Every time, Ellis would give a different version of the same answer: She would wait and see how the first match against Thailand shook out before determining who would play in Sunday’s second group stage tilt against Chile, saying it would be a mistake to look too far ahead.
That’s sound advice for any coach. After all, the most successful managers — and Ellis is a world champion — are able to adapt on the fly to changing circumstances. But planning for every eventuality is also a key to the job. Barring something completely unforeseen, of course Ellis knew more or less what she wanted to do.
History could provide some clues ...
During the first two games at both the 2015 World Cup and 2016 Olympics, Ellis stuck with mostly the same starters. She made just one change after the opener four years ago in Canada, and two in Rio de Janeiro the following summer.
Ellis might be tempted to go even more conservative this time around. After all, nobody would blame her for rolling with the same 11 that kickstarted the record-smashing 13-0 victory against Thailand in the Group F curtain-raiser.
It’s possible that Becky Sauerbrunn returns to her spot in central defense after sitting out in Reims with a minor injury, with Julie Ertz moving back to her midfield destroyer role against the Chileans. Then again, Sam Mewis deserves to stay on the pitch after scoring twice against the Thais – not that the World Cup newbie would grumble if she went back the bench.
“I totally trust the coaching staff,” Mewis said this week. “I think all 23 of us are prepared to step into a game and make a difference.
... But don’t be shocked if Ellis flips the script
Still, sticking with a winning lineup isn’t always the best option. (Just ask former U.S. men’s coach Bruce Arena.) Unlike in 2015 and 2016, when the second group game was the toughest of the three, the opponents will get progressively more difficult for the USWNT in France. After Tuesday’s confidence-building rout – one that included goals from substitutes Carli Lloyd and Mallory Pugh – Ellis might be tempted to try something different.
It’s a long tournament. The U.S. fully intends to participate in the July 7 final. So resting the preferred front three of Tobin Heath, Alex Morgan and Megan Rapinoe would have the dual benefit of keeping the trio fresh for the group finale versus Sweden and the knockout stage while getting Lloyd, Morgan and Christen Press a form- and fitness-building chance to play from the beginning.
“I know that my ability is there and if called on and needed to play 90 minutes, I can do it,” 2015 hero Lloyd said Friday. “There’s honestly nothing there that’s holding me back other than the coach’s decision.”

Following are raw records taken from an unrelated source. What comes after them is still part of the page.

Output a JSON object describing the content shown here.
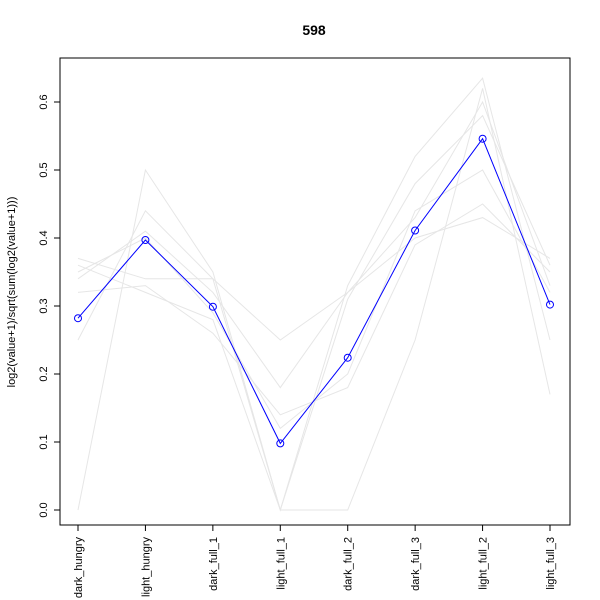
{
  "chart_data": {
    "type": "line",
    "title": "598",
    "xlabel": "",
    "ylabel": "log2(value+1)/sqrt(sum(log2(value+1)))",
    "categories": [
      "dark_hungry",
      "light_hungry",
      "dark_full_1",
      "light_full_1",
      "dark_full_2",
      "dark_full_3",
      "light_full_2",
      "light_full_3"
    ],
    "ylim": [
      0,
      0.6
    ],
    "yticks": [
      0.0,
      0.1,
      0.2,
      0.3,
      0.4,
      0.5,
      0.6
    ],
    "ytick_labels": [
      "0.0",
      "0.1",
      "0.2",
      "0.3",
      "0.4",
      "0.5",
      "0.6"
    ],
    "grid": false,
    "highlight_color": "#0000ff",
    "background_color": "#e6e6e6",
    "series": [
      {
        "values": [
          0.282,
          0.397,
          0.299,
          0.098,
          0.224,
          0.411,
          0.546,
          0.302
        ],
        "highlight": true
      },
      {
        "values": [
          0.0,
          0.5,
          0.35,
          0.0,
          0.33,
          0.52,
          0.635,
          0.25
        ]
      },
      {
        "values": [
          0.25,
          0.44,
          0.34,
          0.0,
          0.0,
          0.25,
          0.62,
          0.17
        ]
      },
      {
        "values": [
          0.34,
          0.41,
          0.32,
          0.18,
          0.32,
          0.43,
          0.6,
          0.33
        ]
      },
      {
        "values": [
          0.37,
          0.34,
          0.34,
          0.25,
          0.32,
          0.4,
          0.43,
          0.37
        ]
      },
      {
        "values": [
          0.32,
          0.33,
          0.26,
          0.14,
          0.18,
          0.39,
          0.45,
          0.35
        ]
      },
      {
        "values": [
          0.35,
          0.4,
          0.29,
          0.12,
          0.2,
          0.44,
          0.5,
          0.32
        ]
      },
      {
        "values": [
          0.36,
          0.32,
          0.28,
          0.0,
          0.31,
          0.48,
          0.58,
          0.36
        ]
      }
    ]
  }
}
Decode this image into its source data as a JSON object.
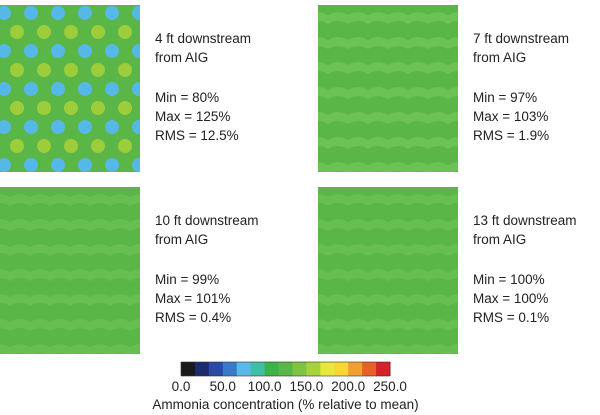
{
  "panels": [
    {
      "title_lines": [
        "4 ft downstream",
        "from AIG"
      ],
      "stats": [
        "Min = 80%",
        "Max = 125%",
        "RMS = 12.5%"
      ]
    },
    {
      "title_lines": [
        "7 ft downstream",
        "from AIG"
      ],
      "stats": [
        "Min = 97%",
        "Max = 103%",
        "RMS = 1.9%"
      ]
    },
    {
      "title_lines": [
        "10 ft downstream",
        "from AIG"
      ],
      "stats": [
        "Min = 99%",
        "Max = 101%",
        "RMS = 0.4%"
      ]
    },
    {
      "title_lines": [
        "13 ft downstream",
        "from AIG"
      ],
      "stats": [
        "Min = 100%",
        "Max = 100%",
        "RMS = 0.1%"
      ]
    }
  ],
  "colorbar": {
    "ticks": [
      "0.0",
      "50.0",
      "100.0",
      "150.0",
      "200.0",
      "250.0"
    ],
    "label": "Ammonia concentration (% relative to mean)"
  }
}
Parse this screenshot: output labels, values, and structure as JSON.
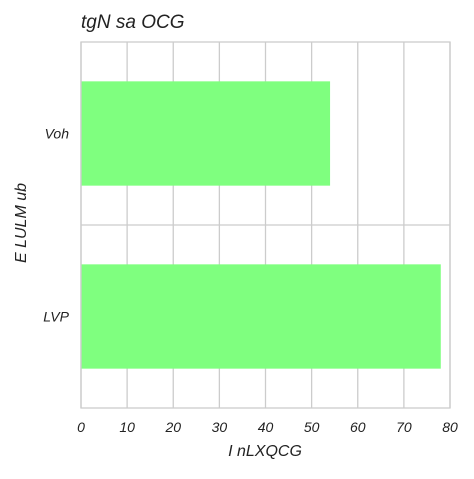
{
  "chart_data": {
    "type": "bar",
    "orientation": "horizontal",
    "title": "tgN sa OCG",
    "xlabel": "I  nLXQCG",
    "ylabel": "E LULM ub",
    "categories": [
      "Voh",
      "LVP"
    ],
    "values": [
      54,
      78
    ],
    "xlim": [
      0,
      80
    ],
    "x_ticks": [
      0,
      10,
      20,
      30,
      40,
      50,
      60,
      70,
      80
    ],
    "grid": true,
    "bar_color": "#7fff7f",
    "grid_color": "#cccccc",
    "legend": "none"
  }
}
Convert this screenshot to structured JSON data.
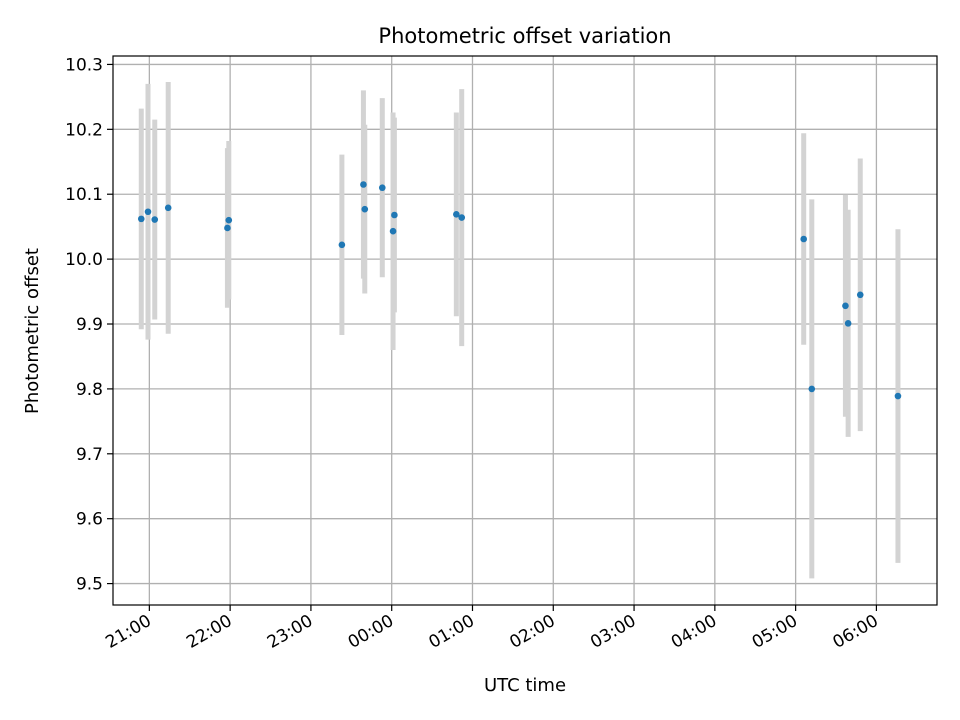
{
  "chart_data": {
    "type": "scatter",
    "title": "Photometric offset variation",
    "xlabel": "UTC time",
    "ylabel": "Photometric offset",
    "xlim": [
      "20:33",
      "06:45"
    ],
    "ylim": [
      9.467,
      10.313
    ],
    "xticks": [
      "21:00",
      "22:00",
      "23:00",
      "00:00",
      "01:00",
      "02:00",
      "03:00",
      "04:00",
      "05:00",
      "06:00"
    ],
    "yticks": [
      9.5,
      9.6,
      9.7,
      9.8,
      9.9,
      10.0,
      10.1,
      10.2,
      10.3
    ],
    "grid": true,
    "error_bar_color": "#d3d3d3",
    "marker_color": "#1f77b4",
    "series": [
      {
        "points": [
          {
            "x": "20:54",
            "y": 10.062,
            "err": 0.17
          },
          {
            "x": "20:59",
            "y": 10.073,
            "err": 0.197
          },
          {
            "x": "21:04",
            "y": 10.061,
            "err": 0.154
          },
          {
            "x": "21:14",
            "y": 10.079,
            "err": 0.194
          },
          {
            "x": "21:58",
            "y": 10.048,
            "err": 0.123
          },
          {
            "x": "21:59",
            "y": 10.06,
            "err": 0.122
          },
          {
            "x": "23:23",
            "y": 10.022,
            "err": 0.139
          },
          {
            "x": "23:39",
            "y": 10.115,
            "err": 0.145
          },
          {
            "x": "23:40",
            "y": 10.077,
            "err": 0.13
          },
          {
            "x": "23:53",
            "y": 10.11,
            "err": 0.138
          },
          {
            "x": "00:01",
            "y": 10.043,
            "err": 0.183
          },
          {
            "x": "00:02",
            "y": 10.068,
            "err": 0.15
          },
          {
            "x": "00:48",
            "y": 10.069,
            "err": 0.157
          },
          {
            "x": "00:52",
            "y": 10.064,
            "err": 0.198
          },
          {
            "x": "05:06",
            "y": 10.031,
            "err": 0.163
          },
          {
            "x": "05:12",
            "y": 9.8,
            "err": 0.292
          },
          {
            "x": "05:37",
            "y": 9.928,
            "err": 0.171
          },
          {
            "x": "05:39",
            "y": 9.901,
            "err": 0.175
          },
          {
            "x": "05:48",
            "y": 9.945,
            "err": 0.21
          },
          {
            "x": "06:16",
            "y": 9.789,
            "err": 0.257
          }
        ]
      }
    ]
  }
}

Youngster Pugh, 21, insists that there wont be any danger of a letdown against Chile if changes are made.
“I think on the bench we have a lot of fire in us,” she said. “We’re ready to take on anything. We can put anyone in and they’re going to get the job done.”
Carli Lloyd remains the wild card
The 36-year-old former FIFA World Player of the Year hasn’t exactly embraced her new role, but she has been a good soldier so far.
“If I was satisfied with that then I really shouldn’t be here,” she said. “I haven’t sat here and pouted around and been a horrible teammate. I’ve showed up every single day at training and been the hardest-working player I can be and I’ve been respectful of that decision. But also, when my chances have come, I’ve tried to seize those and take those opportunities.”
The most recent example came when Lloyd netted goal No. 13 against Thailand in stoppage time. “I think it was massive to get Carli a goal tonight,” Ellis said afterward. “She’s a player as well that you want to get hot.”
Despite Lloyd’s unwelcome transformation from star forward to super sub, she does’t appear to hold any grudge against her coach. The pair shared a warm embrace and a few words on the field after the final whistle in Reims.
“I just thanked her for continuously giving me opportunities because at the end of the day that’s a decision that she and the coaching staff have to make,” Lloyd said. “We both know I can help this team.”